The blood stopped clotting, so the bandage comes away easily, revealing a flat area, shorn of labia and clitoris.
Hollowed.
“And why bring her back here?” I put the bandage back and notice the dress isn’t blood-soaked.
It’s red.
“Because she’s a message,” Connor mutters. “We have to kill them. All of them.”
We will. Every last one of them. But the path between my brain and my mouth is broken as I trace the lines of the gown. Its plunging neckline. The mass of red fabric gathered above the knees.

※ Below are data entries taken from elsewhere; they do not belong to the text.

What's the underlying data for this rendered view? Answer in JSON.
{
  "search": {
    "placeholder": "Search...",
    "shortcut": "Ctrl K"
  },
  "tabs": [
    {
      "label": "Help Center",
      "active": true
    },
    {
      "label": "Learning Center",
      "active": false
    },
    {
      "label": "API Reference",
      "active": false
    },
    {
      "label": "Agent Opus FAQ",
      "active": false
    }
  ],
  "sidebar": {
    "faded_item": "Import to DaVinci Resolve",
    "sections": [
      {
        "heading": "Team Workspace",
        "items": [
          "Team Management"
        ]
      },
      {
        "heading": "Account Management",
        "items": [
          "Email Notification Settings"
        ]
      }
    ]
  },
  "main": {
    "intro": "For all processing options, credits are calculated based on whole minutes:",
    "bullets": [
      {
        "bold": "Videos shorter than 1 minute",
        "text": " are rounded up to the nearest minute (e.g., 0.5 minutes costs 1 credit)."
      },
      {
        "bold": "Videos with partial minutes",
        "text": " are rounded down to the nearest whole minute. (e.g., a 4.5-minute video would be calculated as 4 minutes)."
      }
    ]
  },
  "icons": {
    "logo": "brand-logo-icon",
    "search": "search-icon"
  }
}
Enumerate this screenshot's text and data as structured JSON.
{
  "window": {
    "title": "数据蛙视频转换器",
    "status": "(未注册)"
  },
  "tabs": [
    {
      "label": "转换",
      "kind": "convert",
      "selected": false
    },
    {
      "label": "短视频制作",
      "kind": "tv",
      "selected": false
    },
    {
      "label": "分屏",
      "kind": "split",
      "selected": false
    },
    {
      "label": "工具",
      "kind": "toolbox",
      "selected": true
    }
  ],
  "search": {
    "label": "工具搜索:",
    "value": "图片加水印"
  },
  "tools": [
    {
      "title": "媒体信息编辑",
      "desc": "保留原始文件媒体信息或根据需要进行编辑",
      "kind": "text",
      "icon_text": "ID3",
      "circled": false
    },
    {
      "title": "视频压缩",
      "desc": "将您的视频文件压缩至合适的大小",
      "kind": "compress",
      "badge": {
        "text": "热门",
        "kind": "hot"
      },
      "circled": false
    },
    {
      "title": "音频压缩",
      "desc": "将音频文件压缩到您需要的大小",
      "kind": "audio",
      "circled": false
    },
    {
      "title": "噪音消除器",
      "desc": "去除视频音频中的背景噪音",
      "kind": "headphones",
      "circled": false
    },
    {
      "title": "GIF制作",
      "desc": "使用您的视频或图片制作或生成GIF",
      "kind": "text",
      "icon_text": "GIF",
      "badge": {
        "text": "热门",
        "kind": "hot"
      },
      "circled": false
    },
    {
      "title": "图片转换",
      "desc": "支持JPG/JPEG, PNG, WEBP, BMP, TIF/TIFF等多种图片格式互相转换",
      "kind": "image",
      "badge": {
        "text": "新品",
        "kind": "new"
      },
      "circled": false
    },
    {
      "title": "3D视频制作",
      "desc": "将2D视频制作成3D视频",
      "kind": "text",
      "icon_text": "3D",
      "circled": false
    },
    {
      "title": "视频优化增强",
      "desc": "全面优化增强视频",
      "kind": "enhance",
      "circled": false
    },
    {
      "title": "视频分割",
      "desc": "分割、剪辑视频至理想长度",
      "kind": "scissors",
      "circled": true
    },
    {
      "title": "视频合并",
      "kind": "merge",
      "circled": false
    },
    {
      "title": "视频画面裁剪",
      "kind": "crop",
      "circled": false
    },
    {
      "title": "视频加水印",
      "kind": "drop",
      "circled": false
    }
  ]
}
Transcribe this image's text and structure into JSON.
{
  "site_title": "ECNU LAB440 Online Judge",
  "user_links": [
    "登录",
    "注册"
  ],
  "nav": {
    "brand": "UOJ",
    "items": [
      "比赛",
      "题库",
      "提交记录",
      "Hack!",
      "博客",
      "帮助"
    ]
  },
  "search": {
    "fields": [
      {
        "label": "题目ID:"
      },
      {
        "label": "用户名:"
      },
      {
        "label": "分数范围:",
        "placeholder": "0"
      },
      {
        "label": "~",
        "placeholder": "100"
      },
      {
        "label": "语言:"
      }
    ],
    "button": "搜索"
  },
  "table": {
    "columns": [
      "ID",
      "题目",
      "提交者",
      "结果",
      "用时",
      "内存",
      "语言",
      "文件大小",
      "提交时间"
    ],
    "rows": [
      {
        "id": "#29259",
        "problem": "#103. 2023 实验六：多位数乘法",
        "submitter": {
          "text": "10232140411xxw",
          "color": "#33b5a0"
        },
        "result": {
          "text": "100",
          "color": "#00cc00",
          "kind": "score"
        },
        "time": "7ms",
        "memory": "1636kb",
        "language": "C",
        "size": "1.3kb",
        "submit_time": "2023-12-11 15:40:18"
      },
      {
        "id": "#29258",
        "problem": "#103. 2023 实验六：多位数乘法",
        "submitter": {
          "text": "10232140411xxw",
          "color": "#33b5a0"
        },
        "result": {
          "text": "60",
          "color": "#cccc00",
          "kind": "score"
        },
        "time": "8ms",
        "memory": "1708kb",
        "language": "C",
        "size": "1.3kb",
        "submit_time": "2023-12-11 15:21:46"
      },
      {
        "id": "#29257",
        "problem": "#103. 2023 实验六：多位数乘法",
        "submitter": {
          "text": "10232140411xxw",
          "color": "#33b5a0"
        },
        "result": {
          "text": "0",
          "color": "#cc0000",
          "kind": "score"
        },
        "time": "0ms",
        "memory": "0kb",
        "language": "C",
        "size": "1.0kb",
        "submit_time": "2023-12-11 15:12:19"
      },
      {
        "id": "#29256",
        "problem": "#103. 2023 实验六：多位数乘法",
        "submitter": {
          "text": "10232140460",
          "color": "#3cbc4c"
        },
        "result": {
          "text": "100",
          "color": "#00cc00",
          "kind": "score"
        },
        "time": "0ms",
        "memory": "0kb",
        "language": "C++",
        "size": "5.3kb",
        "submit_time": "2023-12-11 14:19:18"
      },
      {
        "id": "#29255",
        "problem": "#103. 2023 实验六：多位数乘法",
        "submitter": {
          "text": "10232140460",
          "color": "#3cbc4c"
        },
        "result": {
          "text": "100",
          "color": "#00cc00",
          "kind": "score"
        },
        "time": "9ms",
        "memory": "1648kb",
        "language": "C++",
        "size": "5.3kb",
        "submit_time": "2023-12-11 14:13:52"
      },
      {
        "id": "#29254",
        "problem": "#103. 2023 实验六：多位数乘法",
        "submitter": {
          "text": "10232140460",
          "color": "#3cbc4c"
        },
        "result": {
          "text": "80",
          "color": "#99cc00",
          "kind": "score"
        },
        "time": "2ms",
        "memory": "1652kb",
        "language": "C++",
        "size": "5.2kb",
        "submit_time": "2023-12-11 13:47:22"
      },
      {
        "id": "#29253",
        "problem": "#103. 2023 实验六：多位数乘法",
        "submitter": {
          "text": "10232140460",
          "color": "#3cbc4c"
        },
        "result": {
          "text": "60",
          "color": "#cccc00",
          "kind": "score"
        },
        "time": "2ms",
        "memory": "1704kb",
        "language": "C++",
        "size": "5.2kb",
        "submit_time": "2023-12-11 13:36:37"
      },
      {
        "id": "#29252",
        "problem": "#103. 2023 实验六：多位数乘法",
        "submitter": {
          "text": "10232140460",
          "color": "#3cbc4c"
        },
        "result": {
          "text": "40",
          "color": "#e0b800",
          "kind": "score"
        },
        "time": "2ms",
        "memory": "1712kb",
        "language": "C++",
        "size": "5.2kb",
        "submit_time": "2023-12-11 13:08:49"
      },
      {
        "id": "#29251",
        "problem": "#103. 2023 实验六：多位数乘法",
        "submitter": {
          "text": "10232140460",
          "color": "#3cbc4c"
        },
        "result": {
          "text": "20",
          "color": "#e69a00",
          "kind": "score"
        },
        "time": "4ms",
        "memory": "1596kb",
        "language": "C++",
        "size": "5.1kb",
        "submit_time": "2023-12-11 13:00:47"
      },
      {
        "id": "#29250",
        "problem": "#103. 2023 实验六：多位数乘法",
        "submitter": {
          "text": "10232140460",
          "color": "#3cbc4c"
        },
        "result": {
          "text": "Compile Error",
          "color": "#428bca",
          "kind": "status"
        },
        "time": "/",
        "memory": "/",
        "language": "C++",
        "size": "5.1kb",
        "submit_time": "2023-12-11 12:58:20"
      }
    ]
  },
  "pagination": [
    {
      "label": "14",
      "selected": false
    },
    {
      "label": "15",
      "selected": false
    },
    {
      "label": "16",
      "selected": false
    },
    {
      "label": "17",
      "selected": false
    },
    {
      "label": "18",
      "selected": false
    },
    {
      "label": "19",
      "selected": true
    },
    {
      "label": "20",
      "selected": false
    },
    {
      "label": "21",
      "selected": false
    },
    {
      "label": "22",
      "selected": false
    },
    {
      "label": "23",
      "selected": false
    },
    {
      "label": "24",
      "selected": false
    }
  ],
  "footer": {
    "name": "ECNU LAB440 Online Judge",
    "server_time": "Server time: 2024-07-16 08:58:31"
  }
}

It’s Sarah’s dress from Armistice Night.
“Those fuckers,” I whisper.
Connor’s right. This is a message, and we have to kill all of them.
“Bury her proper first.” Connor. Sensible. Practical.
What they did to Dafne is reason enough to slaughter them.
The message they’re sending about Sarah…
“Those. Fucking. Mother. Fuckers!”
… is the blinding fire that’s going to burn this city.
“Dario?” Connor. Curious. Scared.
“Get me one of them.”
This is what they do to traitors.
“Who?”
Connor is red. This room is red. This building is red. The earth it’s built on is a smoldering pile of red so black, it’s white.
“Bring me a Colonia. A driver. A soldier. A fucking janitor. Get me a living body with a dick I can rip off. Do it!”
My voice is thunder. I draw it from the depths of the earth, where my need to protect Sarah sits uncomfortably with my horror.